In 2021, Eli Lilly announced preclinical results for LOX-18228 and LOX-19260, two next-generation RET inhibitor candidates capable of tackling the G810 and V804 mutations individually as well as in tandem (G810+V804). The study looked at cell lines and mouse models with KIF5B-RET and CCDC6-RET fusions, as well as lines with the M918T mutation. The compounds showed strong selectivity and efficacy across cells lines. The company renamed one of these candidates LOXO-260, for which a Phase I clinical trial is expected in Q1 2022.

===Combinations===
While selective inhibitors are not yet (as of 2021) being evaluated in combination with other compounds to treat therapy-naïve patients, they are still being investigated to treat RET fusions arising as resistance mechanisms to other treatments. Notably, around 5% of EGFR-mutated non-small-cell lung cancers develop RET fusions as a resistance mechanism to the third-generation EGFR inhibitor osimertinib. For these patients, the combination of osimertinib and selpercatinib is currently being evaluated in a cohort of the ORCHARD study.

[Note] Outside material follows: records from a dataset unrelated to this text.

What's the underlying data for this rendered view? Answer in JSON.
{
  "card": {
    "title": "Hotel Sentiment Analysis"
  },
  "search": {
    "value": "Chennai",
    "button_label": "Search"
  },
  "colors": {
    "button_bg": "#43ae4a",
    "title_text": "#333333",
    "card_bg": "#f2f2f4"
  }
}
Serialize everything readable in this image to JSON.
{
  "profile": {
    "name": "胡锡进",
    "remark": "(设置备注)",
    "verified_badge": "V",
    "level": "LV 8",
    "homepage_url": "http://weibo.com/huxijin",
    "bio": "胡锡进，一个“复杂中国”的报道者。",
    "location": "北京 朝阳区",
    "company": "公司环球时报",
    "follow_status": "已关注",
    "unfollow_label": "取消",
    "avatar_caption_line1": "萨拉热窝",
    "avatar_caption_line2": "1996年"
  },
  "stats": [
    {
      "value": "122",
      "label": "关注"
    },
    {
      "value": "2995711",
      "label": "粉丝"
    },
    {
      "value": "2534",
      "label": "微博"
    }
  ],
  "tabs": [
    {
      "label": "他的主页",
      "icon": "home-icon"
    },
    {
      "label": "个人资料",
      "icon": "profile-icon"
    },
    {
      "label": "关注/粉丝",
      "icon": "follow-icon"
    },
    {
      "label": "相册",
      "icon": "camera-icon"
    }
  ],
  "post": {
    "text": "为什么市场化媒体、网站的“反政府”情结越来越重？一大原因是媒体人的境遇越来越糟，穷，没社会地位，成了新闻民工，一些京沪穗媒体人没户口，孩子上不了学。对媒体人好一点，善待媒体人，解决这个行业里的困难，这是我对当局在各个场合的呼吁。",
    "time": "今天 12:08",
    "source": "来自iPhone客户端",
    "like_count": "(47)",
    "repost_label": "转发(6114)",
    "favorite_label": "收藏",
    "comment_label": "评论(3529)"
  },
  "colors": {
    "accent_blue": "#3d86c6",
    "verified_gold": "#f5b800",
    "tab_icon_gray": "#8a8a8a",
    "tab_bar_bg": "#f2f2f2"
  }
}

===Discontinued compounds===
Among older compounds being investigated for RET inhibition, RXDX-105 was being developed by Ignyta as a VEGF-sparing multikinase inhibitor of BRAF, RET and EGFR. It was discontinued after acquisition of the company by Hoffmann-La Roche, citing a poor efficacy profile compared to the selective inhibitors being developed parallel to it. While it boasted a 75% response rate among fusions with non-KIF5B partners (6 out of 8 patients), there were no responses for patients with the KIF5B fusion partner (0 out of 20 patients), which represents more than 65% of RET fusions in NSCLC. Among cited reasons for this difference is the KIF5B promoter inducing higher expression of the KIF5B-RET fusion protein compared to other partners, which would result in incomplete inhibition at clinical doses of RXDX-105 and reduced therapeutic activity.

==Diagnostics==

In order to identify patients most likely to benefit from RET inhibitors, several companion diagnostic assays are approved. Regardless of the alteration, tissue-based NGS remains the gold standard with very high specificity and sensitivity. In the case of rearrangements, RT-PCR is a proven technique with high specificity and sensitivity, but it will miss fusions with rare partners. FISH can be used where other techniques are not available, but the relative subjectivity of the test along with the proximity of common partners to the RET gene can make it difficult to discern rearrangements. Plasma-based NGS assays are becoming more and more prevalent because of their ease of use and high specificity, although they are limited by how much circulating tumor DNA is present in the sample, which itself depends upon how much DNA the tumors shed into the blood. This means that while a positive result may be taken as certainty, a negative result might simply mean not enough material was collected, and should be confirmed with another technique to rule out a false-negative.